Téléchargez le Repères n°52 sur les ordonnances Macron

Editorial

LOI TRAVAIL 2 : PENDANT LES TRAVAUX, LA FLEXIBILISATION DU CODE DU TRAVAIL CONTINUE

Le vaste plan de libéralisation et de flexibilisation de notre droit du travail, amplifié par les ordonnances
Macron-Pénicaud, s’est poursuivi par la publication d’une sixième ordonnance et l’annonce d’une septième.

En effet, depuis les cinq premières ordonnances, publiées en septembre 2017, que nous avions commentées et analysées dans notre dernier numéro de Repères, le démantèlement d’autres pans de notre droit du travail s’est poursuivi.

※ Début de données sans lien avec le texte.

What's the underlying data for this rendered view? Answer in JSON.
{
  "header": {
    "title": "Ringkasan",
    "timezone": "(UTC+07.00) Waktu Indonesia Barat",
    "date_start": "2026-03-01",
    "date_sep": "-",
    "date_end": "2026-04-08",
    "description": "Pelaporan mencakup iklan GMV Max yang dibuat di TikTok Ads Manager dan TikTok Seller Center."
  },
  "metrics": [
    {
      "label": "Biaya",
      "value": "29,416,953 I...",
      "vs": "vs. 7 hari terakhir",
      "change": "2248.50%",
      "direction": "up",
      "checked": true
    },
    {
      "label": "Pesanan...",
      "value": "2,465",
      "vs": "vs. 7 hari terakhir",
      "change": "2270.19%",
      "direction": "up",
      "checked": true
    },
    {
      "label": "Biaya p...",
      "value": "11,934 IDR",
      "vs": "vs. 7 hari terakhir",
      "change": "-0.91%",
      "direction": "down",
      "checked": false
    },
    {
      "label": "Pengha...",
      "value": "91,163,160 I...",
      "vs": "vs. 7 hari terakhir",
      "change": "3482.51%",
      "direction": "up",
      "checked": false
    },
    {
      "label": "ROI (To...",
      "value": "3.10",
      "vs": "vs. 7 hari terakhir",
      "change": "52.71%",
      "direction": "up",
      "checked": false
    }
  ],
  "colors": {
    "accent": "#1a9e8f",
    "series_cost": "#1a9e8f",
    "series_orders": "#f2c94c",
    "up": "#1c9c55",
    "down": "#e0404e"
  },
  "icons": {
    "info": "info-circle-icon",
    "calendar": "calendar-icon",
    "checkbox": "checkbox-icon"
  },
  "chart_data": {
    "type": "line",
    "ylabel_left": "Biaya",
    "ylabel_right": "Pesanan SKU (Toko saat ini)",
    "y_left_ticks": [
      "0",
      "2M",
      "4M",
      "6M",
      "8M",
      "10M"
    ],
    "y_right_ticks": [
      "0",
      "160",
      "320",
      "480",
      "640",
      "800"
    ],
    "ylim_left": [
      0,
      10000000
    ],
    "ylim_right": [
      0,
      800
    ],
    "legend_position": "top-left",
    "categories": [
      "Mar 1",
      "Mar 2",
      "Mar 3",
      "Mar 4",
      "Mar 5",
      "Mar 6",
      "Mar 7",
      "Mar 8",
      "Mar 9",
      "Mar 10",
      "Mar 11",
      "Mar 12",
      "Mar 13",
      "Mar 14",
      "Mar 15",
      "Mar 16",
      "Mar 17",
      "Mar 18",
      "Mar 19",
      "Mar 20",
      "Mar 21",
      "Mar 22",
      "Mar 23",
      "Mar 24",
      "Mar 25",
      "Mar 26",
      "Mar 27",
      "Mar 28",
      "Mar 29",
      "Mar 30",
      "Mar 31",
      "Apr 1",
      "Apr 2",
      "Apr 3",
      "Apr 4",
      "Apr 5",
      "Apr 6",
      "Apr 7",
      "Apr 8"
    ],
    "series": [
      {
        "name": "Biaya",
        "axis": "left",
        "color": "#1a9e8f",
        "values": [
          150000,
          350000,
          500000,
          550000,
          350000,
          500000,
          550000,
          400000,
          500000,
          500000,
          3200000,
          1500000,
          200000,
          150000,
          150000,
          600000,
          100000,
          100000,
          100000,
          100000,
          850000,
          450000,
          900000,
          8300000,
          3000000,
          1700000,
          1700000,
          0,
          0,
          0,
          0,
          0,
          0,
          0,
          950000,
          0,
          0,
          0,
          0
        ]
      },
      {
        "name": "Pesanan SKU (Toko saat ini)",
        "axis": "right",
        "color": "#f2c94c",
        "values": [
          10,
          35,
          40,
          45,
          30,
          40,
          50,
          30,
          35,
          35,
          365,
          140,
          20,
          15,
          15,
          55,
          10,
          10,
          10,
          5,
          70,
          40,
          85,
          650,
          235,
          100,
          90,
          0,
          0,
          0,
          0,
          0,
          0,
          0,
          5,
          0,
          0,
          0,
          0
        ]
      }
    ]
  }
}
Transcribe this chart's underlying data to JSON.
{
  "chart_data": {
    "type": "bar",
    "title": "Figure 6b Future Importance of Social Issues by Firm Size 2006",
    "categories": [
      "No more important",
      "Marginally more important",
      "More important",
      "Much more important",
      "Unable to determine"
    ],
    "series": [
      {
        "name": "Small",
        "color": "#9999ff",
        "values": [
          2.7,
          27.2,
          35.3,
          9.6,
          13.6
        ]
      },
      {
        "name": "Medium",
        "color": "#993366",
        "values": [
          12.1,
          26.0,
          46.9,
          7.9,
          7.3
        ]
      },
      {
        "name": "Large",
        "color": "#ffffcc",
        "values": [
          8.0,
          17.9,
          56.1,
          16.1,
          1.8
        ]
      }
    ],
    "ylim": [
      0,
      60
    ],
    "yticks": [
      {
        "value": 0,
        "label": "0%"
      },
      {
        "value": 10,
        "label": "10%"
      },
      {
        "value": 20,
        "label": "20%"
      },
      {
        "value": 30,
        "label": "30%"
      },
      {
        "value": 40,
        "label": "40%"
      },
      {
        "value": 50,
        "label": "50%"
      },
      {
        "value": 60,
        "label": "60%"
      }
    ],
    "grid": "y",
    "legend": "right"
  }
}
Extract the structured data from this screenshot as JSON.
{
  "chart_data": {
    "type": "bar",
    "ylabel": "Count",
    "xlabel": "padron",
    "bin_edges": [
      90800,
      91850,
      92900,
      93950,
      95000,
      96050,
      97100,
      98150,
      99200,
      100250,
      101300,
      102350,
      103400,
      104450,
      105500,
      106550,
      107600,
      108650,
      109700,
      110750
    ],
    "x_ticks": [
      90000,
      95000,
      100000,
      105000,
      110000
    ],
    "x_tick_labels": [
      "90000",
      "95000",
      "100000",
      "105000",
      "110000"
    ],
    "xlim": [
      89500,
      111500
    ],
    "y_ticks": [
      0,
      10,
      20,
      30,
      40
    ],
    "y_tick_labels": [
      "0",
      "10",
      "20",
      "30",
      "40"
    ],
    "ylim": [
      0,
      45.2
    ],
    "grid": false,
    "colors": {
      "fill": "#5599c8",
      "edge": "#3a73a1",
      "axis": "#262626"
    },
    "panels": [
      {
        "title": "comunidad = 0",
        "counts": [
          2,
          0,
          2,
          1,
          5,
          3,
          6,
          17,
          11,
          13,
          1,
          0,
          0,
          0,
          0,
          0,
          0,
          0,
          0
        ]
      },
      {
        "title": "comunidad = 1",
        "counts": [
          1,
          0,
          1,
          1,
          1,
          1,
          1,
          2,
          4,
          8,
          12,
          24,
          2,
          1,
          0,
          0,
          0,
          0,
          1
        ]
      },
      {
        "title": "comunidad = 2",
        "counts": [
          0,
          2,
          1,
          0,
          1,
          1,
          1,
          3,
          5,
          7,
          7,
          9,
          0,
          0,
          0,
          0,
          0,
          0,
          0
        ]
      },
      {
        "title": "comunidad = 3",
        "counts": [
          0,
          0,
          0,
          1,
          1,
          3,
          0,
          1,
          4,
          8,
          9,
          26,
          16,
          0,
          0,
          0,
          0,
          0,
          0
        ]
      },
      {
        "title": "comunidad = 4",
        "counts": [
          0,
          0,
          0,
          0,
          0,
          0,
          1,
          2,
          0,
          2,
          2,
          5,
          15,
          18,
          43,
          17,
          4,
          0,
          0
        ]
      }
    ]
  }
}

Ces ordonnances ont ainsi été complétées par 26 décrets d’application, puis modifiées par une ordonnance dite « balai » censée préciser ou rectifier les erreurs des textes précédents. Ces textes ne sont pas pour autant définitifs, car il faut encore attendre la parution du projet de loi de ratification des ordonnances pour connaître ce qui restera au final de notre droit du travail.

Sur tous les supports d’information et de formation publiés par la FGTA-FO au cours de des derniers mois, nous nous félicitons que vous ayez été très nombreux à réagir, commenter et diffuser massivement les différentes analyses juridiques et syndicales, les argumentaires à destination de nos militants et autres brochures d’information à destination des salariés.

Cette mobilisation syndicale nous encourage donc à poursuivre et à intensifier le travail de nos experts et de nos militants dans les domaines clés pour l’avenir du syndicalisme que sont la formation et l’information sur le contexte législatif et social auquel sont confrontés les salariés des entreprises.

À ce titre, la 6e ordonnance, que nos juristes explorent pour nous en révéler les faces cachées, a pris le nom d’« ordonnance balai » parce qu’elle corrigerait les erreurs matérielles ou les incohérences rédactionnelles contenues dans les ordonnances précitées.

On peut s’étonner que l’encre à peine fraîche des ordonnances précédentes nécessite déjà une refonte.

D’autant que si ce texte modifie aussi certaines dispositions de l’ordonnance du 22 septembre relative au comité social et économique (CSE), il ne modifie pas l’essentiel : la perte considérable du nombre de mandats de représentant du personnel (délégués syndicaux, élus CE, DP, CHSCT…) que va engendrer la mise en œuvre obligatoire de cette nouvelle institution.

Car d’après plusieurs études prévisionnelles concordantes, l’hécatombe devrait toucher près du quart des mandats détenus par les représentants du personnel…

Et ce n’est pas tout ! Dans l’orchestration du démantèlement organisé du droit de la représentation du personnel, la nouvelle ordonnance, en prévoyant la caducité des accords d’entreprise relatifs aux anciennes institutions représentatives du personnel, à compter de la date du 1er tour des élections du CSE, permet aux entreprises ayant négocié des accords sur les modalités de fonctionnement de leurs anciennes institutions représentatives du personnel de tout renégocier avec le CSE.

Ainsi, dès la mise en place du CSE ou du conseil d’entreprise, les anciennes dispositions des accords d’entreprise sur les modalités de fonctionnement des IRP, qu’elles soient ou non plus favorables que le Code du travail, cesseront de produire effet par simple application de la loi, sans qu’il soit nécessaire de les dénoncer. Le Medef n’en demandait pas moins !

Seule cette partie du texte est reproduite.